NUTLEY, NJ — In a normal year, the Nutley Museum is open to the public twice a year: once for its Ice Cream for History night and once for the fall Pumpkin Festival. It’s also open by appointment and when the Nutley Historical Society holds events there. But for the most part for the last couple of years, the COVID-19 pandemic prevented anyone from strolling through the upstairs gallery full of Nutley memorabilia. That changed when the first event returned: Residents toured the gallery, then were rewarded with ice cream on June 2.
“In a normal year we’re open a couple of times a year, and then on demand,” NHS President Domenick Tibaldo said in an interview with the Nutley Journal at the event, while giving tours of the gallery. “We couldn’t open for two years. I’m a little rusty; I had to look up who some people were.”
There is a rotating stash of artifacts that the NHS stocks in the museum, which range from oil paintings and other artwork to signed photographs from Nutley native Martha Stewart. An original phone booth sits in the back corner of the room, which both Annie Oakley and Mark Twain used. Sports uniforms and game balls from Nutley High School are in glass cases, along with a stained-glass window pane from the Franklin Diner, which closed in the 1970s.
John Simko, the society’s museum director, has spent the last several years searching for art made by Nutley artists. He keeps an eye on auction houses and eBay. The NHS has had several paintings restored that are now hanging on the gallery wall.

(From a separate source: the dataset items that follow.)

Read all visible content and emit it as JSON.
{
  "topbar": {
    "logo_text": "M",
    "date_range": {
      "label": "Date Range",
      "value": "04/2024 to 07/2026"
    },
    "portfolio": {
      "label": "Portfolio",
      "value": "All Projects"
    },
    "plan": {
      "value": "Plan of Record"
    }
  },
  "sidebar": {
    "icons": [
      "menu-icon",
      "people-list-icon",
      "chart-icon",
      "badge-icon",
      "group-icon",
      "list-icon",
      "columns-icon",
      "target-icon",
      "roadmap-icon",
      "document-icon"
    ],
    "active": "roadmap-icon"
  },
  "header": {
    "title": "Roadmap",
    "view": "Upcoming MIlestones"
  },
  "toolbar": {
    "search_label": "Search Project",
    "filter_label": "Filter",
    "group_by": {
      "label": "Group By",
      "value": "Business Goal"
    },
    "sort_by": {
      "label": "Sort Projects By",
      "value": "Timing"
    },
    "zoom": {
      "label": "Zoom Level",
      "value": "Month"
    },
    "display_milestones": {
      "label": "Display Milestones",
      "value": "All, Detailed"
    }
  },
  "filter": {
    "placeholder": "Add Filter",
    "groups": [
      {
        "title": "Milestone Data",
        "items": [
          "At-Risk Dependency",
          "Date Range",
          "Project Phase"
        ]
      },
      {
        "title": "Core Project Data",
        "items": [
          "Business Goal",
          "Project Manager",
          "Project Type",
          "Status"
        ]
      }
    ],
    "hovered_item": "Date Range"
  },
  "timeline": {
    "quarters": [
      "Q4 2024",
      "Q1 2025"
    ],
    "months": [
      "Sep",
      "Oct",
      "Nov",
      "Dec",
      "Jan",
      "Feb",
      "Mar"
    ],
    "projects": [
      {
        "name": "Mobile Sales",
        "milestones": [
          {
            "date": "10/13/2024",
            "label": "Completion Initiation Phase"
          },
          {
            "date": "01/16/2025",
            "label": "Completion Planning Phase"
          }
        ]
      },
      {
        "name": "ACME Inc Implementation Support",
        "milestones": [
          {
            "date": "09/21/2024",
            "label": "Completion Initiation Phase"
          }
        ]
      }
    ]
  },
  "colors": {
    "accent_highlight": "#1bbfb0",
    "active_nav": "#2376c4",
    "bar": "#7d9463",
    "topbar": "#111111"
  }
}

“When there’s a good piece and a good price on it, and we all agree that we want it, we buy it,” Simko said in an interview with the Journal at the event. “Some of them are found in the basement; others are donated.”

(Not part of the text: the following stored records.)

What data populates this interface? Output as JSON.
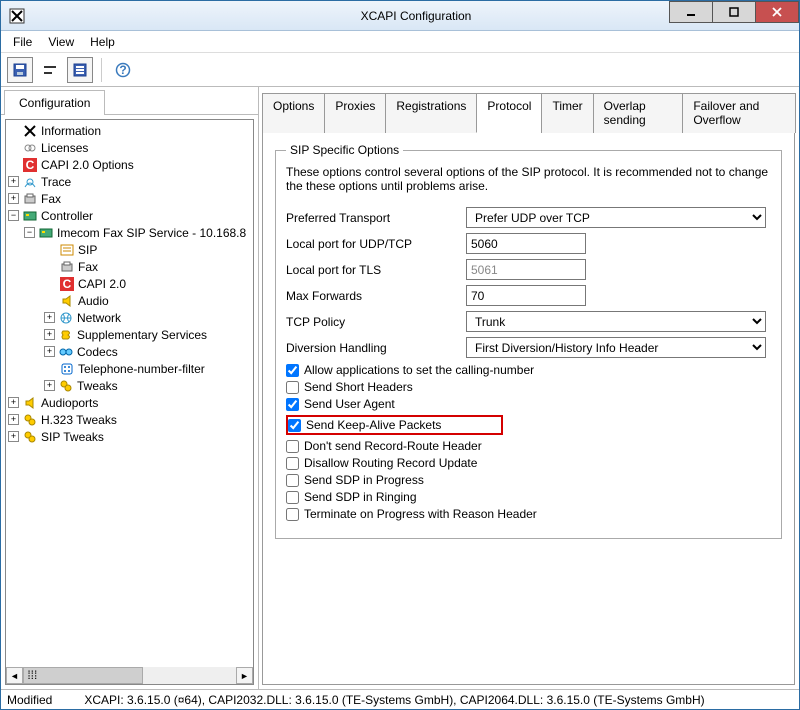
{
  "window": {
    "title": "XCAPI Configuration"
  },
  "menu": {
    "file": "File",
    "view": "View",
    "help": "Help"
  },
  "leftTab": "Configuration",
  "tree": {
    "information": "Information",
    "licenses": "Licenses",
    "capi20opts": "CAPI 2.0 Options",
    "trace": "Trace",
    "fax": "Fax",
    "controller": "Controller",
    "service": "Imecom Fax SIP Service - 10.168.8",
    "sip": "SIP",
    "fax2": "Fax",
    "capi20": "CAPI 2.0",
    "audio": "Audio",
    "network": "Network",
    "supplementary": "Supplementary Services",
    "codecs": "Codecs",
    "tnf": "Telephone-number-filter",
    "tweaks": "Tweaks",
    "audioports": "Audioports",
    "h323": "H.323 Tweaks",
    "siptweaks": "SIP Tweaks"
  },
  "tabs": {
    "options": "Options",
    "proxies": "Proxies",
    "registrations": "Registrations",
    "protocol": "Protocol",
    "timer": "Timer",
    "overlap": "Overlap sending",
    "failover": "Failover and Overflow"
  },
  "panel": {
    "legend": "SIP Specific Options",
    "desc": "These options control several options of the SIP protocol. It is recommended not to change the these options until problems arise.",
    "preferredTransportLabel": "Preferred Transport",
    "preferredTransportValue": "Prefer UDP over TCP",
    "localPortUdpLabel": "Local port for UDP/TCP",
    "localPortUdpValue": "5060",
    "localPortTlsLabel": "Local port for TLS",
    "localPortTlsValue": "5061",
    "maxForwardsLabel": "Max Forwards",
    "maxForwardsValue": "70",
    "tcpPolicyLabel": "TCP Policy",
    "tcpPolicyValue": "Trunk",
    "diversionLabel": "Diversion Handling",
    "diversionValue": "First Diversion/History Info Header",
    "chkAllow": "Allow applications to set the calling-number",
    "chkShort": "Send Short Headers",
    "chkUA": "Send User Agent",
    "chkKeepAlive": "Send Keep-Alive Packets",
    "chkRecordRoute": "Don't send Record-Route Header",
    "chkDisallow": "Disallow Routing Record Update",
    "chkSdpProgress": "Send SDP in Progress",
    "chkSdpRinging": "Send SDP in Ringing",
    "chkTerminate": "Terminate on Progress with Reason Header"
  },
  "status": {
    "modified": "Modified",
    "version": "XCAPI: 3.6.15.0 (¤64), CAPI2032.DLL: 3.6.15.0 (TE-Systems GmbH), CAPI2064.DLL: 3.6.15.0 (TE-Systems GmbH)"
  }
}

Not all of the artworks in the museum are pieces the NHS had to buy — some is recent work done by Nutley middle and high school students. Several years ago, Simko noticed the murals painted in sections of John H. Walker Middle School in the 1930s. One section was left blank, so the historical society and the district collaborated to complete the mural with a contest that students could enter. They produced samples and a winner was chosen; the contest entries now hang on the gallery wall.

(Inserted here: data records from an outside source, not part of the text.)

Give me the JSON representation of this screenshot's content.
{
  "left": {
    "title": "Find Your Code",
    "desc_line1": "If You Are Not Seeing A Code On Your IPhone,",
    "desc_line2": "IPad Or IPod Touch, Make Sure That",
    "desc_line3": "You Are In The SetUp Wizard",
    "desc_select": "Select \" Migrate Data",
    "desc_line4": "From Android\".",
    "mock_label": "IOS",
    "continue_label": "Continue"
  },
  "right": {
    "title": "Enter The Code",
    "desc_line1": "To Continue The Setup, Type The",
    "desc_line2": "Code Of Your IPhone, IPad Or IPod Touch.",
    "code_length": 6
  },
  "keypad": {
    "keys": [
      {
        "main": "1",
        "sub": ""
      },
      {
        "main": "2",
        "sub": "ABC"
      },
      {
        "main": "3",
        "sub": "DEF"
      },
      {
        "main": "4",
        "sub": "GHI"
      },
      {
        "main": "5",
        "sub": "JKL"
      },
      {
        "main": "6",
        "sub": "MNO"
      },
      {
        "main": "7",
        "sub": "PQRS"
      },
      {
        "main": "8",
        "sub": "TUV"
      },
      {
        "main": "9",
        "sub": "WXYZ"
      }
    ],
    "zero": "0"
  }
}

Mayor Joseph Scarpelli said in an interview with the Journal at the event that reopening the museum to visitors again is a positive thing. Photos of his own family — Scarpelli’s father is a former Nutley Board of Commissioners member and mayor — are in the museum.
“There’s a group of amazing volunteers, and you see the work they do to maintain it and the things they’re able to collect,” Scarpelli said. “Especially for kids, it’s good to see them interested in Nutley history and how we’ve preserved it. There’s a treasure trove of stuff here.”
Barry Lenson’s father was an artist who had a studio in his home in Nutley, and Lenson, who is a member of the NHS and the museum’s art director, donated some of his father’s art when his father died. In the museum, there are also photographs of the studio, out of which several other artists also worked. Lenson said he tries as often as possible to convince people to sell artwork to the museum.
“We’re so lucky to have this facility,” Lenson said in an interview with the Journal at the event. “I think we’re the envy of a lot of historical societies in other towns.”
Ellie Slomkowski, another NHS member, said the historical society is excited to welcome people back to the museum after such a long, involuntary hiatus.
“We’re thrilled people are coming,” she said in an interview with the Journal at the event. “When you see this turnout, and you show them something and they get drawn in, it makes us so happy.”